わたしの仲間だった人たちは全員現在でも生きている。しかも全員成功している。その理由は逃げなかったからだ。あえて火中から逃げ出さなかった者だけが生き残りに成功したのは、運ではなく法則として考えても良いだろう。

「素人さんは怖いものしらないのぉ。わしはそこの社長と話してからやないと、株買わんぞ」インサイダーでなければ株なんて儲かるはずがないということだ。鳩が豆鉄砲を食ったよな表情で、あっけに取られている私をよそに親分はこう言い放って笑うのだった。「最後はそこに責任とらすからの」

「人」というのは「金」か「情報」を持ってきてくれる存在である。

「よいしょ」によって人間関係を築こうとすることは「人」を「脈」にする行為とは最も縁遠いことと考えるべきである。

礼を守りながら、相手の間違いを素直に指摘する。これを受け入れる「人」こそが「脈」になりうる人物なのだ。

どんなビジネスでもそうだが、仕組みを理解することが第一で、仕組みの理解以外に応用を生み出す近道はないからだ。

私の選択肢に「ハイリスク」は存在しない。「リスク」はマネージ(管理)するもので、コントロールしうる限り「リスク」ではないからだ。準備こそがリスクをコントロールする鍵である。

ビジネスでの成功に必要なのは迅速な決断と行動だ。仕事で一番ムダな行為は、長時間の会議と電話。なぜなら会議も電話も、迅速な決断と行動とは真逆のアクションだからである。

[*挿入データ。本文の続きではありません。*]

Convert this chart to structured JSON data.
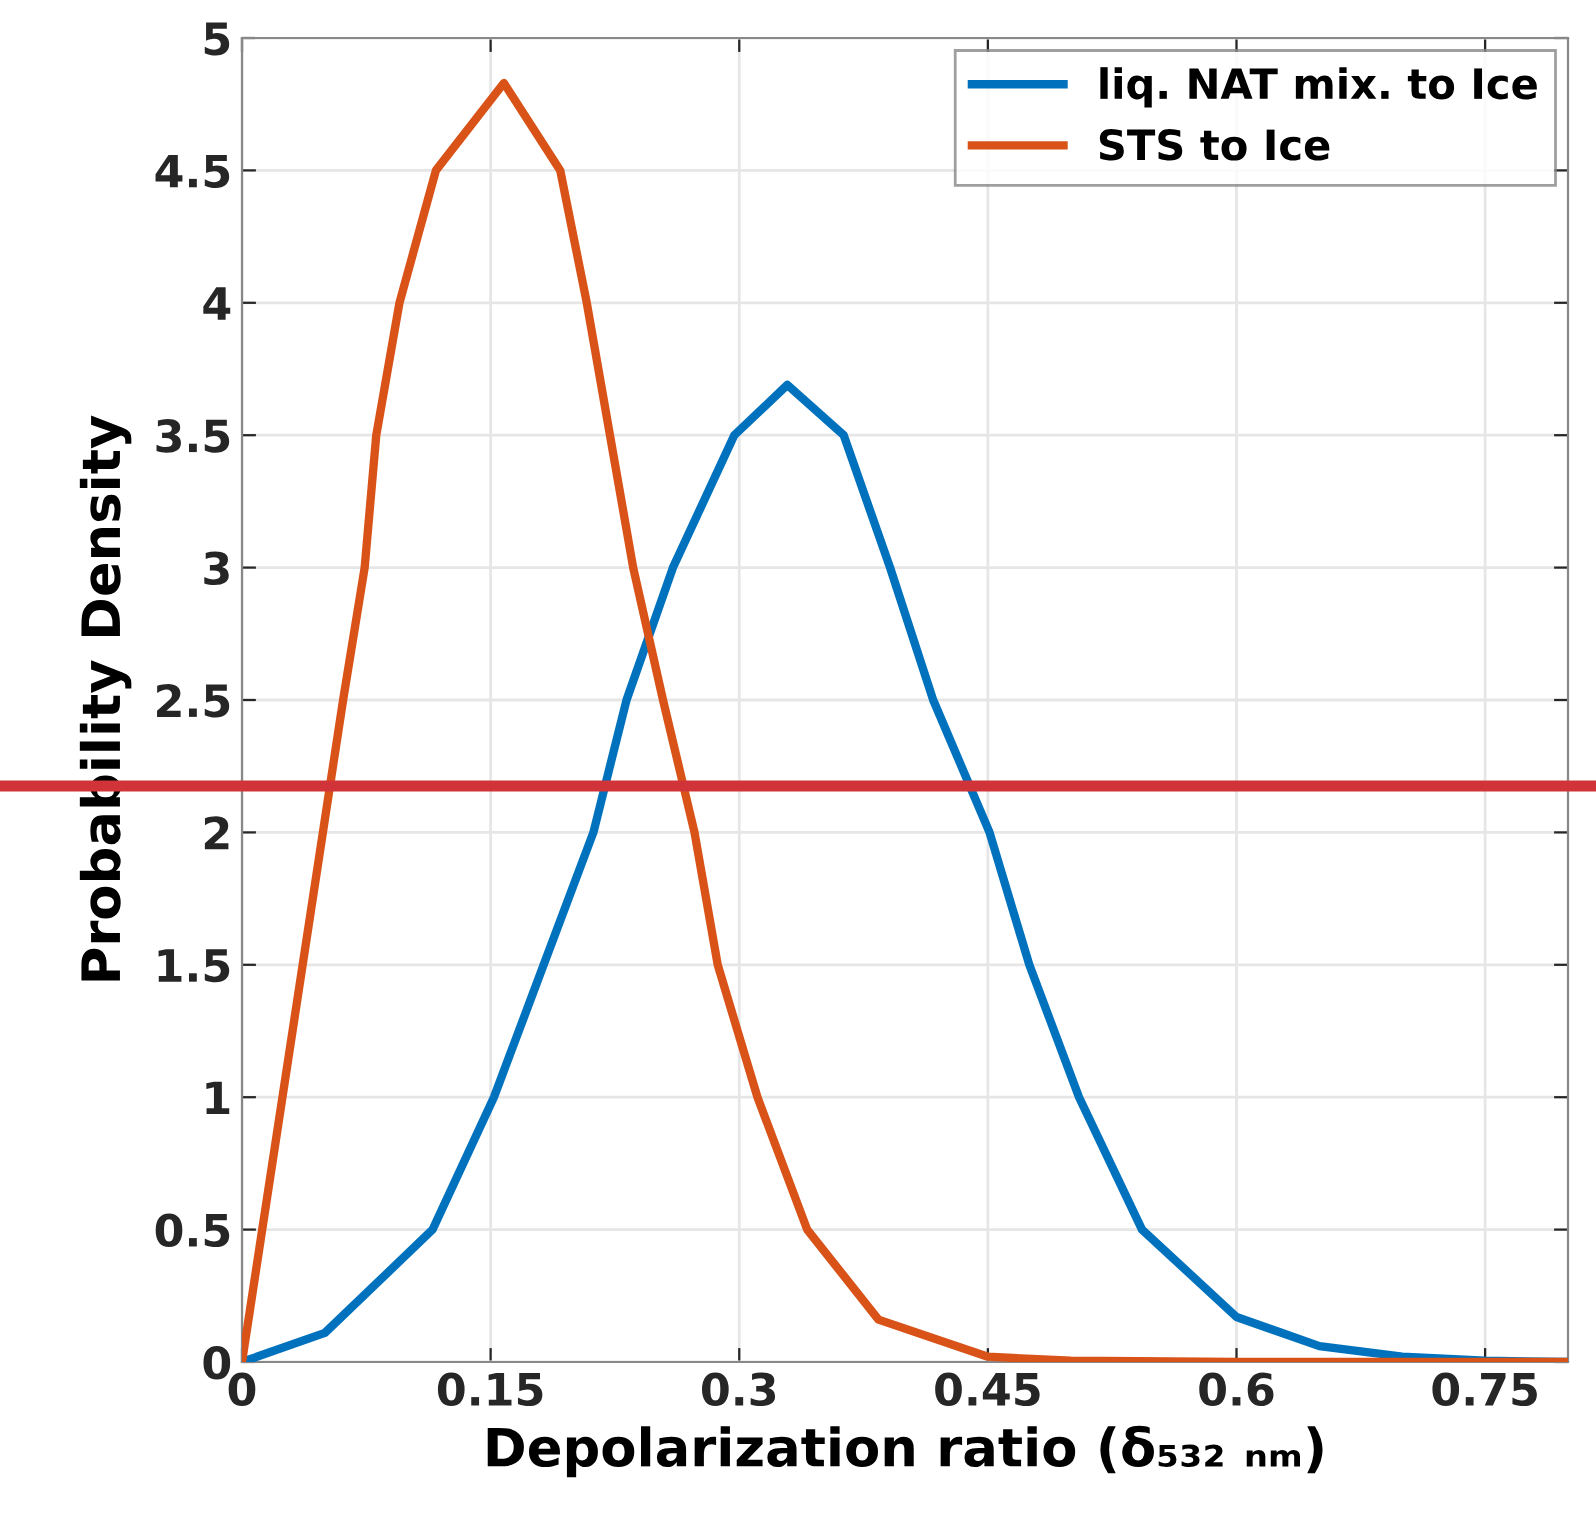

1つに財産は「危機管理」。リスクは人が運んでくるということだった。

偏見を否定する人間を最も信用できない人間だと考えている。相互の誤解がないところに相互理解が生まれないように、人は常に偏見を持って誰かと接するからこそ、偏見を乗り越えた時により深い人間関係が生まれるのだ。

もしあなたが外国とビジネスの関係としてきちんと付き合いたかったらドルを知ることが最良の手段である。

ドルの動きを正しく理解するということは世界の動きを正しく理解することと同じことなのだ。中国で金を生むことを考えるなら、ドルから中国を見ることが重要なのである。

世界一の国になるには、世界一の暴力と世界で一番強い貨幣、そしてそれを運用する政治システムが必要なのだ。

戦争というのは国家が暴力をツールにした国益追求の活動である。「戦争は悲惨」と人は言うが、悲惨なのは大量の死者が出ることではなく、たかが銭金のために大量の人が死ぬことだ。